Latest revision as of 17:55, 29 September 2020

This article describes some procedures in cases we need to trace a pod when is misbehaving. Typical case is an API being hammered by an unknown tool in Toolforge, and the need to shutdown the corresponding pod.

In all cases, after you have identified the offending tool/pod, you can disable it as described at Help:Toolforge/Kubernetes#Monitoring_your_job (i.e., become the tool in a bastion, and then delete the deployment).

Case 1: Unknown Tool hammering an API

This case happened before. See T204267 for example.

In this example, the Wikidata API was being hammered by an IP from a k8s worker node in Toolforge. The tool was using an not-meaningfull User-Agent, so we had no way of identifying quickly which tool was causing it.

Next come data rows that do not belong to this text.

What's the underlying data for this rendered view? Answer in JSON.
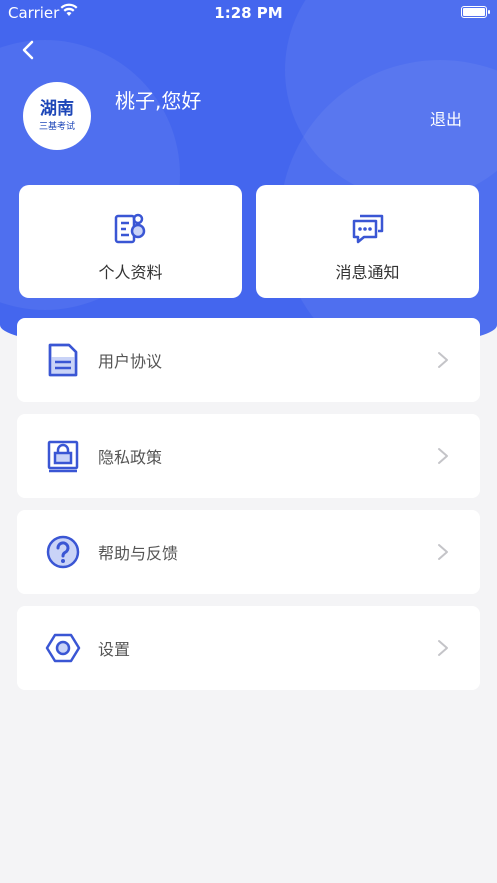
{
  "status_bar": {
    "carrier": "Carrier",
    "time": "1:28 PM"
  },
  "header": {
    "avatar_title": "湖南",
    "avatar_subtitle": "三基考试",
    "greeting": "桃子,您好",
    "logout_label": "退出"
  },
  "cards": [
    {
      "label": "个人资料",
      "icon": "profile-icon"
    },
    {
      "label": "消息通知",
      "icon": "message-icon"
    }
  ],
  "menu": [
    {
      "label": "用户协议",
      "icon": "document-icon"
    },
    {
      "label": "隐私政策",
      "icon": "lock-icon"
    },
    {
      "label": "帮助与反馈",
      "icon": "help-icon"
    },
    {
      "label": "设置",
      "icon": "settings-icon"
    }
  ],
  "colors": {
    "primary": "#4466ee",
    "icon": "#3a56d4",
    "background": "#f4f4f6"
  }
}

First, get an overview of pods running in the offending k8s node (you should know the k8s worker node becase that would be present in the API server logs):

Try to see at first glance if a tool is the obvious suspicious from causing the high traffic. If not, try running tcpdump in the k8s node to try to see and identify some traffic pattern which allows you to match the traffic to a given internal k8s IP address (i.e, 192.168.x.x). You can also inspect other resources, like conntrack -L which maintains a list of current NAT connections and like iptables-save, which contains the matching between internal k8s IP addresses and tool names (rules comments).